ParserError: Error tokenizing data
ParserError: Error tokenizing data
$ python -c "import pandas as pd; from io import StringIO; s = 'a,b\n1,2\n3,4,5'; pd.read_csv(StringIO(s))"
Traceback (most recent call last):
File "<string>", line 1, in <module>
pandas.errors.ParserError: Error tokenizing data. C error: Expected 2 fields in line 3, saw 3
Why this happens
Pandas’ CSV parser expects the same number of fields in every row. Errors occur when rows have extra or missing delimiters, when quoting is incorrect, or the delimiter is wrong. This commonly happens with corrupted or hand-generated CSV files, or when separators differ (tabs vs commas).
Fix
Fix the CSV source if possible. If not, instruct pandas how to handle bad lines with on_bad_lines='skip' (Pandas 1.3+) or specify the correct sep/quotechar options.
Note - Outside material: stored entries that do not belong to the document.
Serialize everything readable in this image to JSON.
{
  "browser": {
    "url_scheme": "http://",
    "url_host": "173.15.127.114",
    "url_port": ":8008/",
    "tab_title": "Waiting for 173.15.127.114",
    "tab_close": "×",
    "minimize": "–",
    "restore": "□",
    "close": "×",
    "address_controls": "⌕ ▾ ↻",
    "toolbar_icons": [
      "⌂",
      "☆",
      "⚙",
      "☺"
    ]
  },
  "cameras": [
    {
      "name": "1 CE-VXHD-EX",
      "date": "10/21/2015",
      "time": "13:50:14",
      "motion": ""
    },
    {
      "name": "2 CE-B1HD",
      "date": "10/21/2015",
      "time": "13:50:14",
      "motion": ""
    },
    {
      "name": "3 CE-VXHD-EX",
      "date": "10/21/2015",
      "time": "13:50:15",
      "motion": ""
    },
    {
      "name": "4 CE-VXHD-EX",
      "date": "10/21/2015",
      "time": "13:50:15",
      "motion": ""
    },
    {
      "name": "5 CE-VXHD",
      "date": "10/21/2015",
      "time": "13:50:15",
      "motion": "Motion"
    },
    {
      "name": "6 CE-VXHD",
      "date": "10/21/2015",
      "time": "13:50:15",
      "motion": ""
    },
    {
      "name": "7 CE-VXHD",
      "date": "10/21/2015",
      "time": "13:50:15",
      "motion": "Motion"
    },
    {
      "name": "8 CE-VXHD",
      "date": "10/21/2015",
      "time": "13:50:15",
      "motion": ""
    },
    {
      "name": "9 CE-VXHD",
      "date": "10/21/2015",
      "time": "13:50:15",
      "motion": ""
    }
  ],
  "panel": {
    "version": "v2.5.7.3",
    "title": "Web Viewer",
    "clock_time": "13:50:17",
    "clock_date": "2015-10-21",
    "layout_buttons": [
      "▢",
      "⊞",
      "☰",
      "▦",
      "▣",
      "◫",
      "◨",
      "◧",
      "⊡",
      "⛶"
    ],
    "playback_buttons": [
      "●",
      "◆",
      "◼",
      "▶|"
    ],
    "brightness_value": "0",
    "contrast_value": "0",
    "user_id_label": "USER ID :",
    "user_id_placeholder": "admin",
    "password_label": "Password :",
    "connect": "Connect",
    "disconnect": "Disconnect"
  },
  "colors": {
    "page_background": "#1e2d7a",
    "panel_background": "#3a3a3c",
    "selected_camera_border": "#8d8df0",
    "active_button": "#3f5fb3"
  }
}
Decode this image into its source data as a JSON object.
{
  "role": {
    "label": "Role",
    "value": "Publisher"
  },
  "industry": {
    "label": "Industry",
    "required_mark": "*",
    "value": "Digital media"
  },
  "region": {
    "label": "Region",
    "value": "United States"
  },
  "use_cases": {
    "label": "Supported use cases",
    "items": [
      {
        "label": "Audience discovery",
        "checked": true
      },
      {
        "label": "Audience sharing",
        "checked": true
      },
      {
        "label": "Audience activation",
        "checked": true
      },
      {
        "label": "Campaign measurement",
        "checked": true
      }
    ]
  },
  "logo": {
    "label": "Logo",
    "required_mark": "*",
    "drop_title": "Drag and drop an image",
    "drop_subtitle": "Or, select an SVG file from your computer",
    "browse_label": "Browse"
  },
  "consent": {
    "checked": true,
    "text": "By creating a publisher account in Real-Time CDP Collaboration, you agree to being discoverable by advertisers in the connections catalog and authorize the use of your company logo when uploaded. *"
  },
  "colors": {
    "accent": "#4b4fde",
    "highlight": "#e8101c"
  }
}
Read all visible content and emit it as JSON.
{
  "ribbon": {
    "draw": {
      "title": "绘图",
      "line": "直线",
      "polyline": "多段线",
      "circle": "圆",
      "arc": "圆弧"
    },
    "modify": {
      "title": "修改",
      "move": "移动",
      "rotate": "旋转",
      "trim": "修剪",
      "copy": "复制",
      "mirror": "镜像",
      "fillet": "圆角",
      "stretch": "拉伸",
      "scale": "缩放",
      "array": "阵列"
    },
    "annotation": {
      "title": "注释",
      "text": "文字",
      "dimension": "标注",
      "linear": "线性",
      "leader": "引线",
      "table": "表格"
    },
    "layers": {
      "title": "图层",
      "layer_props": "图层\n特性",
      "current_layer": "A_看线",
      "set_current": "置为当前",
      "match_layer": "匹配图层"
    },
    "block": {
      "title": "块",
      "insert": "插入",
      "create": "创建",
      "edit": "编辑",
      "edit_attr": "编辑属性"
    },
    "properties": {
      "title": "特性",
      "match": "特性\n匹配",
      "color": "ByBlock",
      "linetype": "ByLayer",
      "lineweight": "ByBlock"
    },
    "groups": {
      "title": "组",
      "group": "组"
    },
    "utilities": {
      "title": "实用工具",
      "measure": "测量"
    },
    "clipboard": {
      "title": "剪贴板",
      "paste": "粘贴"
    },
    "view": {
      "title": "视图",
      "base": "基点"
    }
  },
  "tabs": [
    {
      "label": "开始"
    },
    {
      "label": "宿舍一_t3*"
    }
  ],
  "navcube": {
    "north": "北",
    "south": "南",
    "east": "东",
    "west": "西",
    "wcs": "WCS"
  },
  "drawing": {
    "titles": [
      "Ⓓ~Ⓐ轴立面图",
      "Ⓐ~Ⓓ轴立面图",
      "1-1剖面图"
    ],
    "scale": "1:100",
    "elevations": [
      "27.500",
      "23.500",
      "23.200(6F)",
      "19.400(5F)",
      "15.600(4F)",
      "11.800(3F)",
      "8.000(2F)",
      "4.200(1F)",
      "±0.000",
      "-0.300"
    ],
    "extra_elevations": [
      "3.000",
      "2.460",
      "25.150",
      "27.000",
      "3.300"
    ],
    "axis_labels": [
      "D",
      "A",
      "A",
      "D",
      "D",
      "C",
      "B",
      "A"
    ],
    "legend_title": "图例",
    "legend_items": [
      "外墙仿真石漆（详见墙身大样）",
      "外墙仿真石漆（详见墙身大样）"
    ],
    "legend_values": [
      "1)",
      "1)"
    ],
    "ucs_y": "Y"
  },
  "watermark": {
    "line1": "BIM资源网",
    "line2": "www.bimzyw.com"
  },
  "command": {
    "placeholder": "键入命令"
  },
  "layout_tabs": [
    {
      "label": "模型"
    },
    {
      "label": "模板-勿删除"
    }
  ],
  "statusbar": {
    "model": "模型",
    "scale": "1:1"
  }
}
Alternatively, pre-process the file to keep rows well-formed.
Wrong code
import pandas as pd
from io import StringIO
s = 'a,b\n1,2\n3,4,5'
# This will raise ParserError because the last row has 3 columns
pd.read_csv(StringIO(s))
Fixed code
import pandas as pd
from io import StringIO
s = 'a,b\n1,2\n3,4,5'
# Skip bad lines instead of raising
pd.read_csv(StringIO(s), on_bad_lines='skip')
# Or fix the malformed row before parsing
s_fixed = 'a,b\n1,2\n3,4'
pd.read_csv(StringIO(s_fixed))